K6 telephone box, Giles Gilbert Scott
K6 telephone box, Sevington, near Ashford, Kent. Photograph: Martin Godwin
You might not think that the K6 telephone box is art, but its designer Sir Giles Gilbert Scott was the youngest Royal Academician since Turner, which is one definition of artist. It is also a work of genius, helping to shape the identity of the nation with a simple shelter for people making telephone calls. The best thing about the K6s, before most of them were replaced, was that they were identical everywhere, giving the meanest streets and the leafiest suburbs the same quality of design. They represent an idea of dignity in public space which would be nice to have back.

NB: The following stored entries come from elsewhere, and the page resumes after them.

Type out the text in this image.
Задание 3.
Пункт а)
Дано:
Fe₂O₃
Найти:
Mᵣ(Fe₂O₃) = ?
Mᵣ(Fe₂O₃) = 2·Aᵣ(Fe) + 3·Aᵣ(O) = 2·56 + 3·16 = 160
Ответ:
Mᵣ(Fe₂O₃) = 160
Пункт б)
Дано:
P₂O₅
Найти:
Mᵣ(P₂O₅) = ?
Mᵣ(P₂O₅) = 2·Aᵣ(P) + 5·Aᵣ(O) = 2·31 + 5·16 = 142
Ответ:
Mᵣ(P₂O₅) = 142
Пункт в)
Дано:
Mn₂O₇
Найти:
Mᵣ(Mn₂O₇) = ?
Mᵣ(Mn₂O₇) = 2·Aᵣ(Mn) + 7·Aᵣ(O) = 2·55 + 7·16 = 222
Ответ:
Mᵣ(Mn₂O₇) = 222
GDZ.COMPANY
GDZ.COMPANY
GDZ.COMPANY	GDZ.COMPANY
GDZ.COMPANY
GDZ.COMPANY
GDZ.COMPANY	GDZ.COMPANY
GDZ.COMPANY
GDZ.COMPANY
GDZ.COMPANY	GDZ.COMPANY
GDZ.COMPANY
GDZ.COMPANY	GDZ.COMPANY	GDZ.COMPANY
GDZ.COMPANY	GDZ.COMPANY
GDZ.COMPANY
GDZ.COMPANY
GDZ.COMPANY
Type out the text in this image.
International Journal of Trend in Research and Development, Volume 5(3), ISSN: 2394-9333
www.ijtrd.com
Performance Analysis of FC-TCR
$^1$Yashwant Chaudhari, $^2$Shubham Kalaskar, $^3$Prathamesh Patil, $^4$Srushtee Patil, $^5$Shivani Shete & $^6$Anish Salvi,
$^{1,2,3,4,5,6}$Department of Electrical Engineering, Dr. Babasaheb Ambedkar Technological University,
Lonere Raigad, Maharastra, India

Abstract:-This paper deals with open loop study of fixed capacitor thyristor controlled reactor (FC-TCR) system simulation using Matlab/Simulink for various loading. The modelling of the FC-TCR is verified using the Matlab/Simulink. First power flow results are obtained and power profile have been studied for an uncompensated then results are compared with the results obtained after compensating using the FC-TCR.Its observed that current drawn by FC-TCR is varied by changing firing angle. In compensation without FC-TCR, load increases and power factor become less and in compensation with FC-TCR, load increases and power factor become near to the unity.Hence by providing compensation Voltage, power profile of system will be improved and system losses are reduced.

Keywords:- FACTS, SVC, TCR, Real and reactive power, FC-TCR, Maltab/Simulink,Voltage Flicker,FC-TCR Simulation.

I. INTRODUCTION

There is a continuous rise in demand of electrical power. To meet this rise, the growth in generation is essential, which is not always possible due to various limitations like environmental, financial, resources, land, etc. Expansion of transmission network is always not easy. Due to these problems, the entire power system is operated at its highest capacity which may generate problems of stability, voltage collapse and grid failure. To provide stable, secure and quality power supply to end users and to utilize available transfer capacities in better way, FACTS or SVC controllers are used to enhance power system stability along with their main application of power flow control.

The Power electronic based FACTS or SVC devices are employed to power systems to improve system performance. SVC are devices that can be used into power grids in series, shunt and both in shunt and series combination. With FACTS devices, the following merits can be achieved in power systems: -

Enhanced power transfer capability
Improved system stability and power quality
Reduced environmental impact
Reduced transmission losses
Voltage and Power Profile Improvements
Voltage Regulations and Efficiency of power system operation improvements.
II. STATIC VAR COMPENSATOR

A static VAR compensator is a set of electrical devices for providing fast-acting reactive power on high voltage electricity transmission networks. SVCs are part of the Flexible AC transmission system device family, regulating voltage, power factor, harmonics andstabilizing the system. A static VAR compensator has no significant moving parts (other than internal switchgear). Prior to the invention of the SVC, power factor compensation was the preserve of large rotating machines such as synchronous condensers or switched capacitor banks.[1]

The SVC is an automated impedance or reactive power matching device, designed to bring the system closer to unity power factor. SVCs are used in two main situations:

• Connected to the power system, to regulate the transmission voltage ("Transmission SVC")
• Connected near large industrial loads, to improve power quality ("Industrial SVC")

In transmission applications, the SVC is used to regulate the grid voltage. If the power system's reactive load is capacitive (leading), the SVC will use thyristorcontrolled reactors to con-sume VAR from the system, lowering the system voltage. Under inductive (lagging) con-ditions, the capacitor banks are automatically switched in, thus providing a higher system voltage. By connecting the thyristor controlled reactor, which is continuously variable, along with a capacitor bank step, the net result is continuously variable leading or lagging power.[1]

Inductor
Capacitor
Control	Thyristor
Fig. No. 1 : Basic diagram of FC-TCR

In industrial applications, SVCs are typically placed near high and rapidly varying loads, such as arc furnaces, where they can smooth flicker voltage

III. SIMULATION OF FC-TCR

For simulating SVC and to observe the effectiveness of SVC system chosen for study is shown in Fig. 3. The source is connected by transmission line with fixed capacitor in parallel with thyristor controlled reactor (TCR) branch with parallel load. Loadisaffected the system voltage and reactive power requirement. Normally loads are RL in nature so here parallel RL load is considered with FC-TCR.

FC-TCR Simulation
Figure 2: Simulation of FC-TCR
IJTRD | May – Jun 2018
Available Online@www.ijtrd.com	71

Scott Monument, George Meikle Kemp, Edinburgh
Walter Scott monument in Edinburgh. Photograph: Paul Bagot / Alamy/Alamy
The Sir Walter Scott Monument in Edinburgh is a great big phlegmy growl, a blackened tarry thing emitted from a larynx richly lined with Capstan Navy Cut and dark beer. Yet with a certain grace, for all that, thanks to its Gothic encrustations. If, like me, you’re English, and never got the point of Rob Roy, its significance and emotional power can only be dimly perceived, but you can tell that a lot of yearning and passion went into this craggy eruption. In the context of Edinburgh, it’s also a welcome counterpoint to the city’s more classical and orderly architecture.
• This footnote was added on 22 April 2010 to clarify that Richard Wilson’s Turning the Place Over is due for demolition at some stage, but in the meantime can still be seen rotating every day in Liverpool during daylight hours (www.biennial.com).